Relax. As parents our job is to serve a variety of healthy foods and get our children exposed to them-it is not our job to force them to eat. Take your child shopping. Let them pick two new fruits or vegetables. Children have to be exposed to a food for an average of 15 times before they decide whether or not they will incorporate it into their diets. That means exposing them to a new food over the course of months. Exposing means maybe just simply looking at it on the plate!! Create a thumbs up/thumbs down chart. Every time your child is exposed to the food, they get to check off thumbs up or down. This is yet another way to make them part of the process.
Involve children in the food preparation process. Studies show that involving children in meal preparation is the first step in getting them to try new foods.
Studies show that pressuring children to “take a bite” backfires later. Stay neutral. Put a new food on the plate and talk about it. If the child tries it, great, if not, no worries-just relax. Even if the child asks you to remove it from their plate, that is ok. Then after dinner, go to the thumbs up/down chart and let your child document the experience.

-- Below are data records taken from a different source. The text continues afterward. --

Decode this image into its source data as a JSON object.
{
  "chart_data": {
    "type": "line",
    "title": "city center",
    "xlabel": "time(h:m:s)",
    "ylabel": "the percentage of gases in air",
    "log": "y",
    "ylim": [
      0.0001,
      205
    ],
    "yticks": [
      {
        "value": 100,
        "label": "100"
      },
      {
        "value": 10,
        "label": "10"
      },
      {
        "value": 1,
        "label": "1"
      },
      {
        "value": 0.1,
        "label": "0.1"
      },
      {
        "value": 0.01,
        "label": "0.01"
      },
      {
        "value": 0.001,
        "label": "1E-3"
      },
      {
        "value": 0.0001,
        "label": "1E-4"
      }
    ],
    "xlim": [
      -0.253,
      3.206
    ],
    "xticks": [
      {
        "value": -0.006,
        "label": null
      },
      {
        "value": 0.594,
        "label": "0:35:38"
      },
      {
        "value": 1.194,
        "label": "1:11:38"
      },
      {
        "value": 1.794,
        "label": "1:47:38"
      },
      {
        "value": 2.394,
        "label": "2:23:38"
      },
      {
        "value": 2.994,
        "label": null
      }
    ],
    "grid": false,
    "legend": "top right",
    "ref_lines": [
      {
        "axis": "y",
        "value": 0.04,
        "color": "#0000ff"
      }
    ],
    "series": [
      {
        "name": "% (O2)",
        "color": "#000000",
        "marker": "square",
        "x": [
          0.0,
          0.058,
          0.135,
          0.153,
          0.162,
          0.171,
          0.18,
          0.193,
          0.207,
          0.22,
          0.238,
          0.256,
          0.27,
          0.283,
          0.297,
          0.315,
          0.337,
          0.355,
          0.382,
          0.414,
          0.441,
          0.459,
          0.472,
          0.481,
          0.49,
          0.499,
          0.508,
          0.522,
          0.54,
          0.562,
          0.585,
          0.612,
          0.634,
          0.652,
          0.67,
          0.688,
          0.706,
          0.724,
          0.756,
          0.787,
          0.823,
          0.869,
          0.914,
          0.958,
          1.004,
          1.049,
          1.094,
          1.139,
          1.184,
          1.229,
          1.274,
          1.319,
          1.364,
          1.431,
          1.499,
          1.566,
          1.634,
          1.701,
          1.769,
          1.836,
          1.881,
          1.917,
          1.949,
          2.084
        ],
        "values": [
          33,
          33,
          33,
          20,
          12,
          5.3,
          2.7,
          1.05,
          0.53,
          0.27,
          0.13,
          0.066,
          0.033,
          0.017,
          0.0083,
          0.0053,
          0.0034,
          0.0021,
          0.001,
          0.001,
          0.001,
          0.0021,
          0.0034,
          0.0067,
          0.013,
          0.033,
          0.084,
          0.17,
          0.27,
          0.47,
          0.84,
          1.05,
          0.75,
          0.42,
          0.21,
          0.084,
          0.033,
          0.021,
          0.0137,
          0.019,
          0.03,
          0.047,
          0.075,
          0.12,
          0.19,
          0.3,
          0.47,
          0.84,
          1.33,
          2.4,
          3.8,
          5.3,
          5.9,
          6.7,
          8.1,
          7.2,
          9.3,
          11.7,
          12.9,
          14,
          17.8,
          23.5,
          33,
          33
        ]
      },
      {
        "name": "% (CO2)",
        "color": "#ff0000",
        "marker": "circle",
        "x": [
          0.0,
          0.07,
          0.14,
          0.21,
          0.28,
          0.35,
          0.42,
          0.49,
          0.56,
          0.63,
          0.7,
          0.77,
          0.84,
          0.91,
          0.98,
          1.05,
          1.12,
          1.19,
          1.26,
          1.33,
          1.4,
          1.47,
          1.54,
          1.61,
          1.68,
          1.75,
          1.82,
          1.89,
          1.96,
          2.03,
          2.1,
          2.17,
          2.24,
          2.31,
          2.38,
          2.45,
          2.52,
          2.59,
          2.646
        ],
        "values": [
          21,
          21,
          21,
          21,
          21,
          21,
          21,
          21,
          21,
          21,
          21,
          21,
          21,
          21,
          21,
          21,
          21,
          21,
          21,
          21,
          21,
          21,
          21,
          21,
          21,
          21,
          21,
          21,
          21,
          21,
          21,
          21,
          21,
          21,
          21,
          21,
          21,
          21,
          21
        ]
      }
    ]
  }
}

When introducing a new food for the first few times, make it in addition to the meal being served. For example, if the new food choice is carrots and normally your child eats corn, make the corn and carrots. If you serve just the new food, your child may only look at it for the first few times and will still be hungry. This only sets everyone up for an argument.
Serve only water with dinner. Serving milk with dinner only helps fill the child and will prevent them from consuming healthy fruits and vegetables. They will be basically drinking their calories.
Don’t use a sweet treat as a reward for eating “good” food. Kids have proven to show a dislike for the “bargained” food.
Fussiness about food is a normal part of a child’s development.